Figure 4. Key features of T cell function are modulated by PGE₂ and isoPGE₂.

(A) (Top Left) CD8+ T cells treated with iso-PGE₂ (top) and PGE₂ (bottom) were immunostained with FITC–anti-CD25, PE–anti-CD28, and gated on PerCP–anti-CD8 and APC–anti-CD3+ T cells (all BD Biosciences). Samples were compared at the same PD. (Top Middle) The %CD28+cells from different treatment samples over the lifetime of the culture in five donors; *p = 0.031 (Top right) CD28 and CTLA-4 expression was determined by qPCR during both early (PD4–8) and late (PD12–16) culture stages in CD8+ T cells treated with the immunomodulators (n = 5; *p = 0.031).
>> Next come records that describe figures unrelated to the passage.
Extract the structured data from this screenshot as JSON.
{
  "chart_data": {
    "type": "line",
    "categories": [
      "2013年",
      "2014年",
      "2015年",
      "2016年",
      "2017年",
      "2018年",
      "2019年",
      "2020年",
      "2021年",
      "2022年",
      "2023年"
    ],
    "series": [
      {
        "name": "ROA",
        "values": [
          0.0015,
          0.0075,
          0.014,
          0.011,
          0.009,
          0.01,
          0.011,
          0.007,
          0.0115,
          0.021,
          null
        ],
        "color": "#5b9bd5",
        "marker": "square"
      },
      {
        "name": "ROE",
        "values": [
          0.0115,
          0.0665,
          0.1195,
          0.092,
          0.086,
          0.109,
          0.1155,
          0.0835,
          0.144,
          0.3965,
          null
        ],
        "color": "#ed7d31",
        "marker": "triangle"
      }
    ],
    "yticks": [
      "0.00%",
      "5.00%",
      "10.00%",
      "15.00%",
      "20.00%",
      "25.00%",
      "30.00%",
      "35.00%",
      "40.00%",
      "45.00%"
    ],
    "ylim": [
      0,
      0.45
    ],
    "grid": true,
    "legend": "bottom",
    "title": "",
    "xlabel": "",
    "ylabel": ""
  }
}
All samples were tested in triplicate and normalized to the housekeeping gene 36B4 (B) IL-2 message was similarly quantified by qPCR as in (A) after treatment (n = 5; *p = 0.031) (C) CD8+ T cells were stimulated with Ab-coated microbeads for 72 h in the presence of PGE₂, iso-PGE_2, or were treated with diluent (DMSO). Intracellular IFN-γ and TNF-α was analyzed flow cytometrically using FITC–anti-TNF-α, PE–anti–IFN-γ, PerCP–anti-CD8 and APC–anti-CD3. The frequencies of the IFN-γ– and TNF-α producing cells in T-cell fractions gated on CD3+CD8+ are shown as percentages.

Figure 5. COX-2 activity and EP4 expression increases in T cells during chronic activation.
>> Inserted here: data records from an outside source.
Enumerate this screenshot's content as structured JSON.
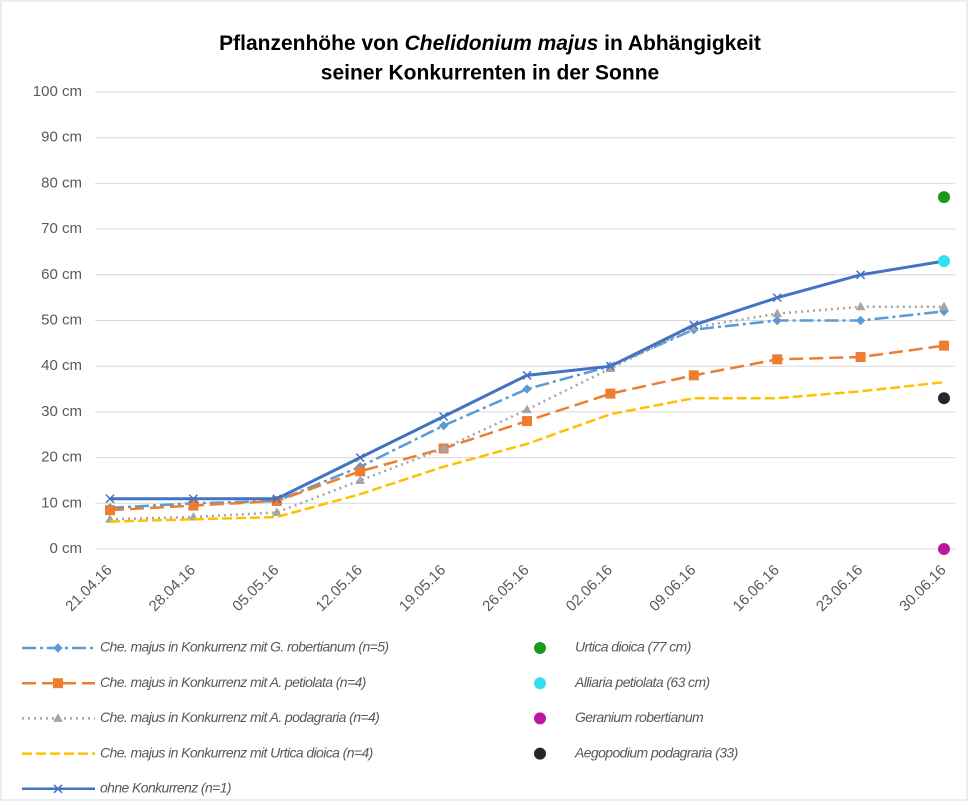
{
  "chart_data": {
    "type": "line",
    "title_parts": [
      "Pflanzenhöhe von ",
      "Chelidonium  majus",
      " in Abhängigkeit"
    ],
    "title_line2": "seiner Konkurrenten in der Sonne",
    "categories": [
      "21.04.16",
      "28.04.16",
      "05.05.16",
      "12.05.16",
      "19.05.16",
      "26.05.16",
      "02.06.16",
      "09.06.16",
      "16.06.16",
      "23.06.16",
      "30.06.16"
    ],
    "ylim": [
      0,
      100
    ],
    "yticks": [
      {
        "value": 0,
        "label": "0 cm"
      },
      {
        "value": 10,
        "label": "10 cm"
      },
      {
        "value": 20,
        "label": "20 cm"
      },
      {
        "value": 30,
        "label": "30 cm"
      },
      {
        "value": 40,
        "label": "40 cm"
      },
      {
        "value": 50,
        "label": "50 cm"
      },
      {
        "value": 60,
        "label": "60 cm"
      },
      {
        "value": 70,
        "label": "70 cm"
      },
      {
        "value": 80,
        "label": "80 cm"
      },
      {
        "value": 90,
        "label": "90 cm"
      },
      {
        "value": 100,
        "label": "100 cm"
      }
    ],
    "grid": true,
    "series": [
      {
        "name": "Che. majus in Konkurrenz mit G. robertianum (n=5)",
        "color": "#5b9bd5",
        "dash": "14 4 3 4",
        "marker": "diamond",
        "values": [
          9,
          10,
          10.5,
          18,
          27,
          35,
          40,
          48,
          50,
          50,
          52
        ]
      },
      {
        "name": "Che. majus in Konkurrenz mit A. petiolata (n=4)",
        "color": "#ed7d31",
        "dash": "14 6",
        "marker": "square",
        "values": [
          8.5,
          9.5,
          10.5,
          17,
          22,
          28,
          34,
          38,
          41.5,
          42,
          44.5
        ]
      },
      {
        "name": "Che. majus in Konkurrenz mit A. podagraria (n=4)",
        "color": "#a5a5a5",
        "dash": "2 4",
        "marker": "triangle",
        "values": [
          6.5,
          7,
          8,
          15,
          22,
          30.5,
          39.5,
          48.5,
          51.5,
          53,
          53
        ]
      },
      {
        "name": "Che. majus in Konkurrenz mit Urtica dioica (n=4)",
        "color": "#ffc000",
        "dash": "10 4",
        "marker": "none",
        "values": [
          6,
          6.5,
          7,
          12,
          18,
          23,
          29.5,
          33,
          33,
          34.5,
          36.5
        ]
      },
      {
        "name": "ohne Konkurrenz (n=1)",
        "color": "#4472c4",
        "dash": "none",
        "marker": "cross",
        "values": [
          11,
          11,
          11,
          20,
          29,
          38,
          40,
          49,
          55,
          60,
          63
        ]
      }
    ],
    "points": [
      {
        "name": "Urtica dioica (77 cm)",
        "color": "#1a9a1a",
        "x": "30.06.16",
        "value": 77
      },
      {
        "name": "Alliaria petiolata (63 cm)",
        "color": "#33e0f0",
        "x": "30.06.16",
        "value": 63
      },
      {
        "name": "Geranium robertianum",
        "color": "#c0169f",
        "x": "30.06.16",
        "value": 0
      },
      {
        "name": "Aegopodium podagraria (33)",
        "color": "#262626",
        "x": "30.06.16",
        "value": 33
      }
    ]
  }
}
(A) (Top left) COX-2 transcripts were quantified by qPCR in ex vivo and activated (anti-CD2/CD3/CD28) CD8+ T cell samples from healthy donors. Each sample was tested in triplicate and normalized to the housekeeping gene 36B4 (n = 5; *p = 0.031). Supernatants from early and late cultures from 3 donors were collected 72 h post activation with Ab-coated microbeads and their average PGE₂ concentration was calculated from triplicate wells, *p = 0.05. (Top Right) COX-2 and EP4 transcripts were quantified 72 h post each round of activation in four healthy donors. Each sample was tested in triplicate and normalized to the housekeeping gene, 36B4. In addition, COX-2 activity was determined in CD8+ T cells at early and late time points 72 h post activation and at quiescence (15–17 d post stimulation) in three healthy donors using the COX Activity Assay (Cayman Chemical). (B) CD8+ T cells were pre-incubated with a highly specific COX-2 inhibitor CAY10404 (1 µM) (Cayman Chemical) or diluent (DMSO) for 30 min and then activated with Ab-coated microbeads as described. 1×10⁶ CD8+ T cells were collected 24h post activation during early and late PDs and intracellular cAMP was measured in triplicate using a direct cAMP ELISA kit (Enzo Life Sciences) (n = 4; *p = 0.05). (C) CD8+ T cells were cultured in the presence of 1 µM CAY10404 or DMSO for 30 min, and then activated with Ab-coated microbeads. 72 h after each round of activation, cells were collected and IL-2 and CD28 transcripts were quantified by qPCR. Each sample was tested in triplicate and normalized to the housekeeping gene 36B4 (n = 5; *p = 0.031).